Intended use of funds (category): Organizational general support

Intended use of funds: https://www.openphilanthropy.org/focus/global-catastrophic-risks/potential-risks-advanced-artificial-intelligence/uc-berkeley-center-human-compatible-ai#Budget_and_room_for_more_funding says: "Professor Russell estimates that the Center could, if funded fully, spend between $1.5 million and $2 million in its first year and later increase its budget to roughly $7 million per year." The funding from Open Phil will be used toward this budget. An earlier section of the grant page says that the Center's research topics will include value alignment, value functions defined by partially observable and partially defined terms, the structure of human value systems, and conceptual questions including the properties of ideal value systems.
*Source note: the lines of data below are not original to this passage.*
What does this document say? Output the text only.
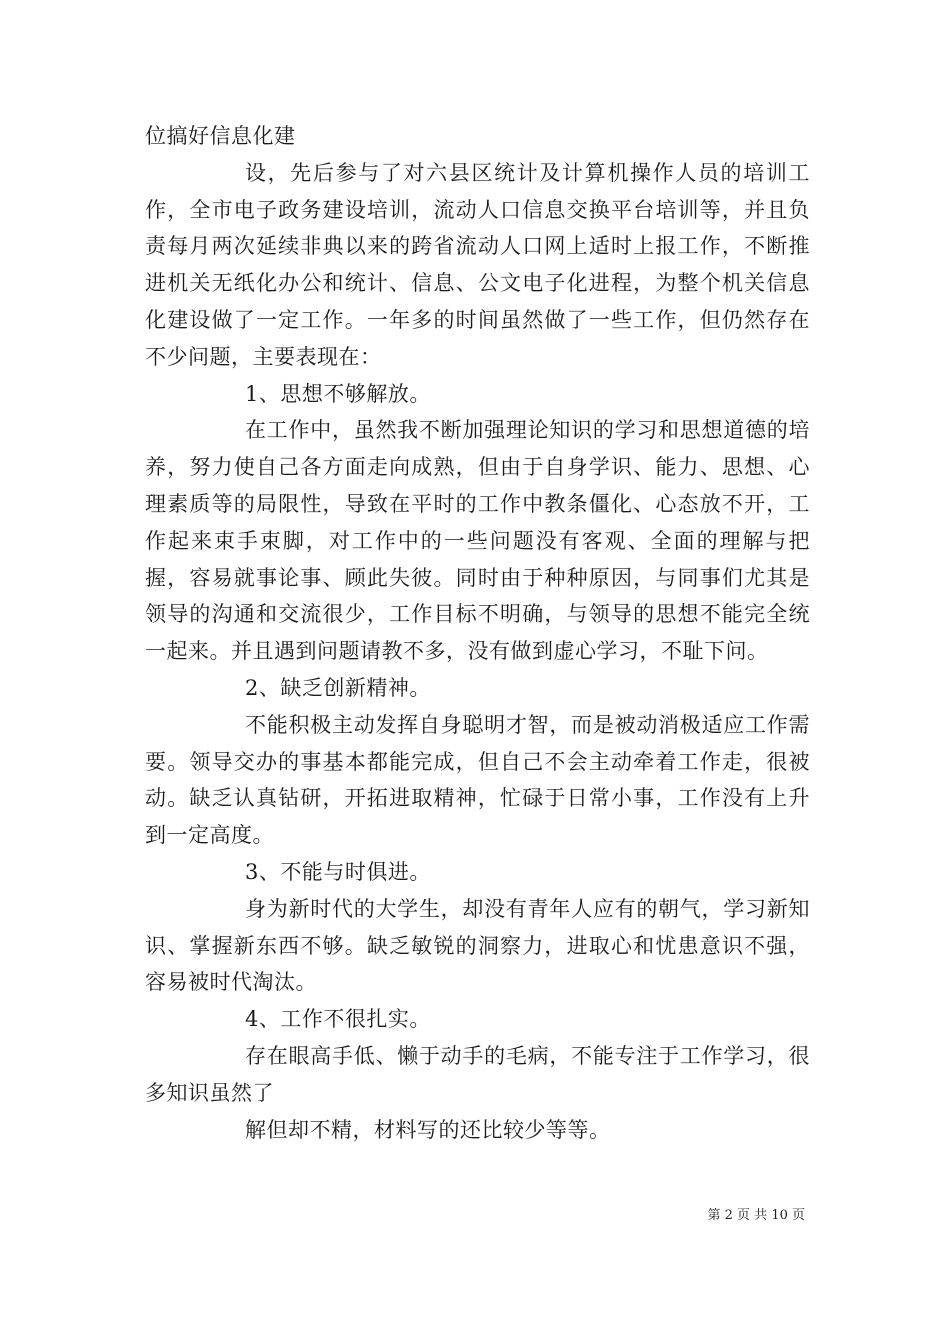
位搞好信息化建

设，先后参与了对六县区统计及计算机操作人员的培训工作，全市电子政务建设培训，流动人口信息交换平台培训等，并且负责每月两次延续非典以来的跨省流动人口网上适时上报工作，不断推进机关无纸化办公和统计、信息、公文电子化进程，为整个机关信息化建设做了一定工作。一年多的时间虽然做了一些工作，但仍然存在不少问题，主要表现在：

1、思想不够解放。

在工作中，虽然我不断加强理论知识的学习和思想道德的培养，努力使自己各方面走向成熟，但由于自身学识、能力、思想、心理素质等的局限性，导致在平时的工作中教条僵化、心态放不开，工作起来束手束脚，对工作中的一些问题没有客观、全面的理解与把握，容易就事论事、顾此失彼。同时由于种种原因，与同事们尤其是领导的沟通和交流很少，工作目标不明确，与领导的思想不能完全统一起来。并且遇到问题请教不多，没有做到虚心学习，不耻下问。

2、缺乏创新精神。

不能积极主动发挥自身聪明才智，而是被动消极适应工作需要。领导交办的事基本都能完成，但自己不会主动牵着工作走，很被动。缺乏认真钻研，开拓进取精神，忙碌于日常小事，工作没有上升到一定高度。

3、不能与时俱进。

身为新时代的大学生，却没有青年人应有的朝气，学习新知识、掌握新东西不够。缺乏敏锐的洞察力，进取心和忧患意识不强，容易被时代淘汰。

4、工作不很扎实。

存在眼高手低、懒于动手的毛病，不能专注于工作学习，很多知识虽然了

解但却不精，材料写的还比较少等等。

第 2 页 共 10 页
Donor reason for selecting the donee: The grant page gives these reasons: (1) "We expect the existence of the Center to make it much easier for researchers interested in exploring AI safety to discuss and learn about the topic, and potentially consider focusing their careers on it." (2) "The Center may allow researchers already focused on AI safety to dedicate more of their time to the topic and produce higher-quality research." (3) "We hope that the existence of a well-funded academic center at a major university will solidify the place of this work as part of the larger fields of machine learning and artificial intelligence." Also, counterfactual impact: "Professor Russell would not plan to announce a new Center of this kind without substantial additional funding. [...] We are not aware of other potential [substantial] funders, and we believe that having long-term support in place is likely to make it easier for Professor Russell to recruit for the Center."
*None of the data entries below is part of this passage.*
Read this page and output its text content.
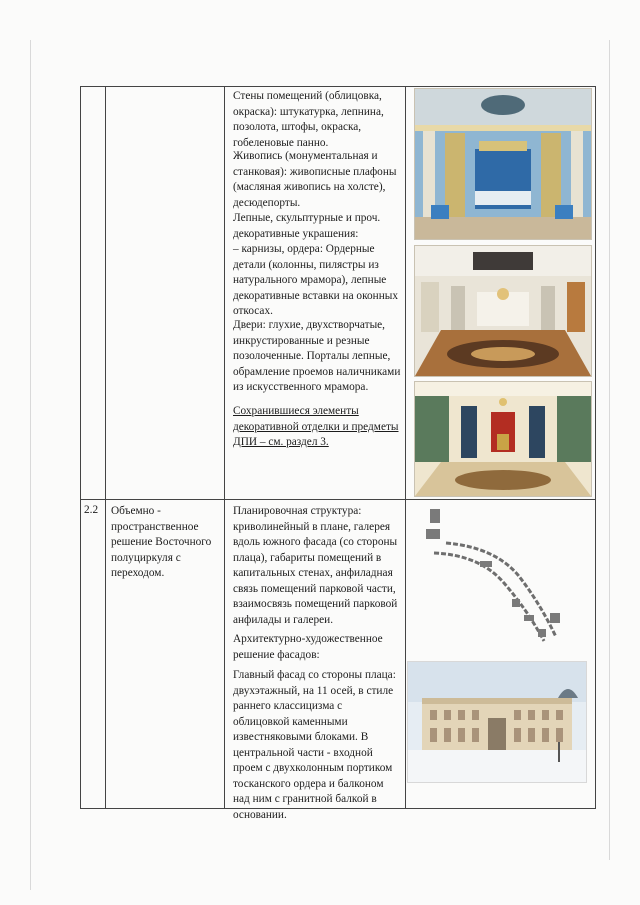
Стены помещений (облицовка, окраска): штукатурка, лепнина, позолота, штофы, окраска, гобеленовые панно.

Живопись (монументальная и станковая): живописные плафоны (масляная живопись на холсте), десюдепорты.

Лепные, скульптурные и проч. декоративные украшения:

– карнизы, ордера: Ордерные детали (колонны, пилястры из натурального мрамора), лепные декоративные вставки на оконных откосах.

Двери: глухие, двухстворчатые, инкрустированные и резные позолоченные. Порталы лепные, обрамление проемов наличниками из искусственного мрамора.

Сохранившиеся элементы декоративной отделки и предметы ДПИ – см. раздел 3.

2.2 Объемно - пространственное решение Восточного полуциркуля с переходом.

Планировочная структура: криволинейный в плане, галерея вдоль южного фасада (со стороны плаца), габариты помещений в капитальных стенах, анфиладная связь помещений парковой части, взаимосвязь помещений парковой анфилады и галереи.

Архитектурно-художественное решение фасадов:

Главный фасад со стороны плаца: двухэтажный, на 11 осей, в стиле раннего классицизма с облицовкой каменными известняковыми блоками. В центральной части - входной проем с двухколонным портиком тосканского ордера и балконом над ним с гранитной балкой в основании.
Donor reason for donating that amount (rather than a bigger or smaller amount): The amount is based on budget estimates in https://www.openphilanthropy.org/focus/global-catastrophic-risks/potential-risks-advanced-artificial-intelligence/uc-berkeley-center-human-compatible-ai#Budget_and_room_for_more_funding "Professor Russell estimates that the Center could, if funded fully, spend between $1.5 million and $2 million in its first year and later increase its budget to roughly $7 million per year."

Donor reason for donating at this time (rather than earlier or later): Timing seems to have been determined by the time it took to work out the details of the new center after Open Phil decided to make AI safety a major priority in 2016. According to https://www.openphilanthropy.org/focus/global-catastrophic-risks/potential-risks-advanced-artificial-intelligence/uc-berkeley-center-human-compatible-ai#Our_process "We have discussed the possibility of a grant to support Professor Russell’s work several times with him in the past. Following our decision earlier this year to make this focus area a major priority for 2016, we began to discuss supporting a new academic center at UC Berkeley in more concrete terms."
Intended funding timeframe in months: 24

Donor retrospective of the donation: The followup grant https://www.openphilanthropy.org/focus/global-catastrophic-risks/potential-risks-advanced-artificial-intelligence/uc-berkeley-center-human-compatible-ai-2019 in November 2019, five-year renewal https://www.openphilanthropy.org/focus/global-catastrophic-risks/potential-risks-advanced-artificial-intelligence/uc-berkeley-center-human-compatible-ai-2021 in January 2021, as well as many grants to Berkeley Existential Risk Initiative (BERI) to collaborate with the grantee, suggest that Open Phil would continue to think highly of the grantee, and stand by its reasoning.

Other notes: Note that the grant recipient in the Open Phil database has been listed as UC Berkeley, but we have written it as the name of the center for easier cross-referencing. Announced: 2016-08-29.